For my mid-site evaluation, I presented a case of schizoaffective disorder, bipolar type, along with a detailed discussion of five pharmacologic agents commonly used in psychiatric practice. The case involved a female patient who was initially brought in by EMS for erratic behavior. She presented with grandiosity, paranoia, flight of ideas, and auditory hallucinations. Prior to admission, the patient sustained a subarachnoid hemorrhage at Metropolitan Hospital and was subsequently transferred to Bellevue Hospital for further evaluation. She was later admitted to the inpatient psychiatric unit at Metropolitan Hospital for monitoring and treatment due to concerns for her safety and the safety of others.

During the evaluation, my preceptor emphasized the importance of further investigating the patient’s head injury, as traumatic brain injuries can produce psychiatric symptoms such as hallucinations, delusions, and disorganized behavior – features that were present in this patient. Additionally, my evaluator noted that I should have more thoroughly reviewed laboratory monitoring for lithium therapy, particularly serum levels, to determine whether the medication was within the therapeutic range given the patient’s persistent symptoms of grandiosity and paranoia at the time of my last interview.

For my final site evaluation, I presented a case of borderline personality disorder involving a transgender male patient with a history of multiple suicide attempts, impulsivity, major depressive episodes, and self-harming behaviors. The patient self-presented to the psychiatric emergency department with suicidal ideation and a plan to either jump off a roof or overdose on his prescribed Depakote. He endorsed worsening depressive and anxiety symptoms and reported a history of an unstable and abusive domestic environment. Given the severity of his suicidal ideation, prior attempts, and ongoing psychosocial stressors, he was admitted to the inpatient psychiatric unit for further evaluation and management.

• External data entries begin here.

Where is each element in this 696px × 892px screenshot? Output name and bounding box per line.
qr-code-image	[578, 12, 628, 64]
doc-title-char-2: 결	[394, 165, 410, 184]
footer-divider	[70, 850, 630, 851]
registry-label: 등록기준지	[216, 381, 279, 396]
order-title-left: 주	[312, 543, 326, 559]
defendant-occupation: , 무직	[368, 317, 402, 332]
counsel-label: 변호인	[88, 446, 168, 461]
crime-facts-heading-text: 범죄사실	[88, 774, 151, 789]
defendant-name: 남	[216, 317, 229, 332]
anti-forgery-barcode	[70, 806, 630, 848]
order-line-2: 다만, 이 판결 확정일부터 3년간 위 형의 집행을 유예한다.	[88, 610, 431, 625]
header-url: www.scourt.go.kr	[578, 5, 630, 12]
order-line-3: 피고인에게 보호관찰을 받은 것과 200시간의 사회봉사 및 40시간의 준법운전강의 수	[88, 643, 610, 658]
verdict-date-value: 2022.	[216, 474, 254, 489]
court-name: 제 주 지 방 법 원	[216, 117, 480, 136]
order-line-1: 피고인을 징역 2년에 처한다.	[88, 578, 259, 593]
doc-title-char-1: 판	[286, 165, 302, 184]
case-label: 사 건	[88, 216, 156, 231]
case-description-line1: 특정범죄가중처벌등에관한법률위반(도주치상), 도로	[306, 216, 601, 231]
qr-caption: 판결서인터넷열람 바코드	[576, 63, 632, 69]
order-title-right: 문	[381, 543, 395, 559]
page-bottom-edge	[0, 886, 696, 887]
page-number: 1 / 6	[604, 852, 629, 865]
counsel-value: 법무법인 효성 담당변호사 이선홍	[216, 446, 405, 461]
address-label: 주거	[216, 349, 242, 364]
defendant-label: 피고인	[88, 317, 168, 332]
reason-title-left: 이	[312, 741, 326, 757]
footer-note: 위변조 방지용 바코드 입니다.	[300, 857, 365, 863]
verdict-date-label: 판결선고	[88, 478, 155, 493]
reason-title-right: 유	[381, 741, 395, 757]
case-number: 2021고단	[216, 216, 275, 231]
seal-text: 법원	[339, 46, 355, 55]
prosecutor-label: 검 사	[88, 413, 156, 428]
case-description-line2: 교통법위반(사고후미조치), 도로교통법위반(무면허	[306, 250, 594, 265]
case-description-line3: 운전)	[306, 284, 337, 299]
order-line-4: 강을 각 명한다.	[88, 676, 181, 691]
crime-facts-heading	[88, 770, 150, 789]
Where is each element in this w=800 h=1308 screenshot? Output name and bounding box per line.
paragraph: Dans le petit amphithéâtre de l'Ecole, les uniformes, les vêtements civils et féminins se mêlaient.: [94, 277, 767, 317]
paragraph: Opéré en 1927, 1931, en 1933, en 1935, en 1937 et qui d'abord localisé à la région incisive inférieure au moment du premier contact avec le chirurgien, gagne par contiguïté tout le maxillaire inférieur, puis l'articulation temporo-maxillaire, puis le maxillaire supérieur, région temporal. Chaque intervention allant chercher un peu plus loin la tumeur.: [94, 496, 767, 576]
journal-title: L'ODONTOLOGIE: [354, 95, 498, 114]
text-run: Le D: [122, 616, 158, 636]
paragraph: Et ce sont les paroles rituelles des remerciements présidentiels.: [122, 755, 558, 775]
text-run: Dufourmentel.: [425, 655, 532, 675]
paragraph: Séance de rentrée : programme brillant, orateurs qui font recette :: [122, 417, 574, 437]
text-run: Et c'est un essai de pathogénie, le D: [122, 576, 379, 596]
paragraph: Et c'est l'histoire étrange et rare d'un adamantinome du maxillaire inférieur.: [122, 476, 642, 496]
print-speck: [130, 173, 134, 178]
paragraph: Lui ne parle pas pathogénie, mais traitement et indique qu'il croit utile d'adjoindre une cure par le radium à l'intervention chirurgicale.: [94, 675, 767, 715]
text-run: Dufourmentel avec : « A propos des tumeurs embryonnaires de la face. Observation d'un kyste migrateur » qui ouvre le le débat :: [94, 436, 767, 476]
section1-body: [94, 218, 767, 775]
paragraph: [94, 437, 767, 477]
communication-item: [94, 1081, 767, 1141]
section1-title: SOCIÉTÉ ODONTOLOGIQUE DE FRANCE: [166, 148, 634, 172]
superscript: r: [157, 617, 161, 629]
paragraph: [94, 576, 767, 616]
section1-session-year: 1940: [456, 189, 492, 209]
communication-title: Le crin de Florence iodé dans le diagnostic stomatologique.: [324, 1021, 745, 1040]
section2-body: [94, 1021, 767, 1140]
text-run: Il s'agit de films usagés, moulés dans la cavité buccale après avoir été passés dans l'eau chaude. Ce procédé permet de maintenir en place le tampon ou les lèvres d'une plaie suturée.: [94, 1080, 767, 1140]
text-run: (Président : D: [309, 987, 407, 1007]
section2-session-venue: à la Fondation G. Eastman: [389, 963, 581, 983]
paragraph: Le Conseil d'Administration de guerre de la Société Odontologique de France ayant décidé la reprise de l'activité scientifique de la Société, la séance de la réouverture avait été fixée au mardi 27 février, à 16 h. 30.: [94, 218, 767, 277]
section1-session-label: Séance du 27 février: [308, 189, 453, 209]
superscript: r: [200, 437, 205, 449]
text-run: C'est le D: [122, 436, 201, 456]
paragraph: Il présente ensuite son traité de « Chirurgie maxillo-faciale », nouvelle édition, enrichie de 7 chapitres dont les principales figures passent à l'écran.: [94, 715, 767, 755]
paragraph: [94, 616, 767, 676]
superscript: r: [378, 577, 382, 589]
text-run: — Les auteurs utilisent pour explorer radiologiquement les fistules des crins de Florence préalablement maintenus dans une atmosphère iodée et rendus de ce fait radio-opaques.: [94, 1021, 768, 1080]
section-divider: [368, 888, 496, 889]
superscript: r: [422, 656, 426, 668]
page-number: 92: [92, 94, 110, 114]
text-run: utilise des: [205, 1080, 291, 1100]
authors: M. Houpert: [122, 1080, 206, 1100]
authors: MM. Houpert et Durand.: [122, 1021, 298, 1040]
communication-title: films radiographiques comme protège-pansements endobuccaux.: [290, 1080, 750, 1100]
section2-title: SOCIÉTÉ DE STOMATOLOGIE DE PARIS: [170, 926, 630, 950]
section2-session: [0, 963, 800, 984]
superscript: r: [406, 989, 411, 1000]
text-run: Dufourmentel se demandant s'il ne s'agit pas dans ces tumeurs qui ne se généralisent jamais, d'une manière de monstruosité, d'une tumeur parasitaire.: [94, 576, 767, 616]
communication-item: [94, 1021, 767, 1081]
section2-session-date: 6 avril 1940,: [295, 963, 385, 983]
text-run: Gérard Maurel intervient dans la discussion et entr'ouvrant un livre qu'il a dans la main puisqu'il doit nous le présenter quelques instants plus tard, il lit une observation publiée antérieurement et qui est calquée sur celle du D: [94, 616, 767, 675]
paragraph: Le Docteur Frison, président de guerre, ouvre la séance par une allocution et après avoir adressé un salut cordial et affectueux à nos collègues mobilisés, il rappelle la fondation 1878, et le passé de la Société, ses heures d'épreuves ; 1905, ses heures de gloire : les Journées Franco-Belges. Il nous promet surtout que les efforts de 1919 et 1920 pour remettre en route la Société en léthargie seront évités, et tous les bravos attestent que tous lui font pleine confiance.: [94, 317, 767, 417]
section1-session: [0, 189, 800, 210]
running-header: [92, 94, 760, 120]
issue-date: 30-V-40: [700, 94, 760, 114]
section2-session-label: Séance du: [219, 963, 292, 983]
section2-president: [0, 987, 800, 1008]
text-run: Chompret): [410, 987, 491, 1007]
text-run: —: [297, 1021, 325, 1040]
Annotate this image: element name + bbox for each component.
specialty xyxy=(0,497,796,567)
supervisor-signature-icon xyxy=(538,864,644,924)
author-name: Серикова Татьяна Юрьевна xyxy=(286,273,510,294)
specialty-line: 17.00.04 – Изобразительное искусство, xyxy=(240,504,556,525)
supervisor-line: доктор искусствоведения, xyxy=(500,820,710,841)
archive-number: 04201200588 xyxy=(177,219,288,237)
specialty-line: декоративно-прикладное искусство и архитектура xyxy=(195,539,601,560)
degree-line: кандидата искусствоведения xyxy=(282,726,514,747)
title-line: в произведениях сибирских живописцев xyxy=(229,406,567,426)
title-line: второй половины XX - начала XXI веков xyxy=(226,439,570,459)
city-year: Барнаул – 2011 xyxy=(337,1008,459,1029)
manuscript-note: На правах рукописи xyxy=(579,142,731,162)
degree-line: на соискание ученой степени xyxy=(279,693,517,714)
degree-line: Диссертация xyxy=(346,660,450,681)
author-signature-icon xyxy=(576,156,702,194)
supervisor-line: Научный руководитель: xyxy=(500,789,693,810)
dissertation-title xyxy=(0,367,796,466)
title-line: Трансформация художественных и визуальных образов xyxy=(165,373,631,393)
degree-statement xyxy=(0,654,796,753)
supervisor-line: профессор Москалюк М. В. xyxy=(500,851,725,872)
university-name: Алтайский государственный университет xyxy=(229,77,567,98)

During this evaluation, my preceptor highlighted the importance of thoroughly exploring the patient’s gender identity and social history when diagnosing borderline personality disorder. Patients with this condition often experience instability not only in their relationships with others but also in their sense of self, which can contribute to impulsive and self-injurious behaviors, as seen in this patient.

In my final evaluation, I incorporated laboratory monitoring of the patient’s Depakote levels to assess whether he was within the therapeutic range. It was notable that his valproic acid level increased from 21.2 earlier in January to 116.0 by the end of the month. Nonadherence was suspected, as the patient may have been spitting out his tablets. Consequently, his medication was changed to a liquid formulation, resulting in improved therapeutic levels. This case reinforced the importance of monitoring medication levels in psychiatric patients to determine whether dosage adjustments, medication changes, or adjunctive therapies are warranted when symptoms persist.

At the same time, this experience emphasized that psychiatric treatment should not be guided solely by laboratory values, but rather by a combination of clinical presentation, patient history, and sound clinical judgment. Overall, these site evaluations significantly influenced my clinical reasoning and approach to psychiatric care. Unlike many other medical specialties, psychiatric diagnoses often exist within diagnostic gray areas, with overlapping criteria that can make diagnosis challenging. Nonetheless, these evaluations were valuable in streghening my clinical thinking and reinforcing a more nuanced approach to treating psychiatric conditions.